Now consider a case in which you come across ten Eritrean refugees dying of thirst in Sahara desert and there are seven life-saving gallons of water in your car, as a tourist and adventurer driving across the Sahara. They feebly beg you to give them a drink. If you give them the five gallons they would survive, and the remaining two gallons of water will be enough for you to make the five day journey without a risk of being in danger, but it might not be enough for you to wash up. Let us say, you did not want to stink and refused to give them a drink, and as a result they all died. Have you not violated a fundamental obligation to help them? Is it justifiable to let ten people die, in order not to stink? This can not be justified in any sense of term, as Singer stated, it is our obligation to prevent suffering and death, as long as we are not sacrificing anything of equally moral important. In a similar  example, Singer stated that if a man sees a child drowning, he has to help the child even if  in the process he gets all dirty, because the child’s life is much more important.(Singer 1972). These two examples may seem simplistic at the surface level, but once the distance factor is applied to them we can see their relevance to subject matter. Singer pointed out that distance should not be a significant factor to decide whether to help. This is because in this highly developed civilization people are able to travel all over the world, and they can watch worldwide news easily. Hence distance should not be a big difference between saving a drowning neighbour child and a refugee child in a remote camp. 

Once it is acknowledged that we have such positive duties to help others, which are not based on voluntary commitment to them, then it is hard to see how we can avoid the conclusion that we have obligations to help refugees. These obligations are part of the requirement of justice, and should not be seen as supererogatory charity. The social sacrifices made by donor or host countries in helping or admitting refugees are relatively small. 

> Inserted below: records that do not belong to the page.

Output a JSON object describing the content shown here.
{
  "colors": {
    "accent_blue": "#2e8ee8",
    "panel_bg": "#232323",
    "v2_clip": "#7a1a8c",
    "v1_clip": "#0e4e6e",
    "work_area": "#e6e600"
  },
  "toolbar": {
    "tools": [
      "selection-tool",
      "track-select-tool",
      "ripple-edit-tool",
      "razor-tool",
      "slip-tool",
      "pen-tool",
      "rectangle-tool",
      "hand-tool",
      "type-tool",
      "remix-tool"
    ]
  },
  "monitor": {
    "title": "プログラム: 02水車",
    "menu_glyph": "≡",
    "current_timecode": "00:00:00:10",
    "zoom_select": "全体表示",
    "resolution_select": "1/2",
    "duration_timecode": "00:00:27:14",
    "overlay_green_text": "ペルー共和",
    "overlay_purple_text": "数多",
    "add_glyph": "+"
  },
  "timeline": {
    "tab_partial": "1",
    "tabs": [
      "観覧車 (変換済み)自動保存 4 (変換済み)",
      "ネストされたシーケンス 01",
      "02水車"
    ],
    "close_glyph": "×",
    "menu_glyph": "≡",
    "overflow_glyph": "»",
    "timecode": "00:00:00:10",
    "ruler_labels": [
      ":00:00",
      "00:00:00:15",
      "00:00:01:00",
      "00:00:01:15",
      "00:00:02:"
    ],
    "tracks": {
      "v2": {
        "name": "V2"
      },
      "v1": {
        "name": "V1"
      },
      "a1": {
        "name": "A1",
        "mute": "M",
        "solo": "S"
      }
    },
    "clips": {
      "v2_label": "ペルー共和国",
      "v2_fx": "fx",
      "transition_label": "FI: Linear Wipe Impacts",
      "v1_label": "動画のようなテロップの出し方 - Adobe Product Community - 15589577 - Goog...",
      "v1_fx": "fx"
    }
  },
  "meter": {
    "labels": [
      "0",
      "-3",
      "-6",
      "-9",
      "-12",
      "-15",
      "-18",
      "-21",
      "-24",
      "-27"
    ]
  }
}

As a consequence, like the child’s case, affluent nations have an obligation to rescue Eritrean refugees in Sudan, regardless of the distance, as long as they have the capacity to do so. What makes the countries’ commitment to help refugees a matter of obligation than charity is the fact that the basic interests of these refugees are at stake, as compared to the sacrifices made by the donor or host countries. As a result, I strongly believe the view that if we have the capacity to help without thereby scarifying anything morally significant, we ought to do it.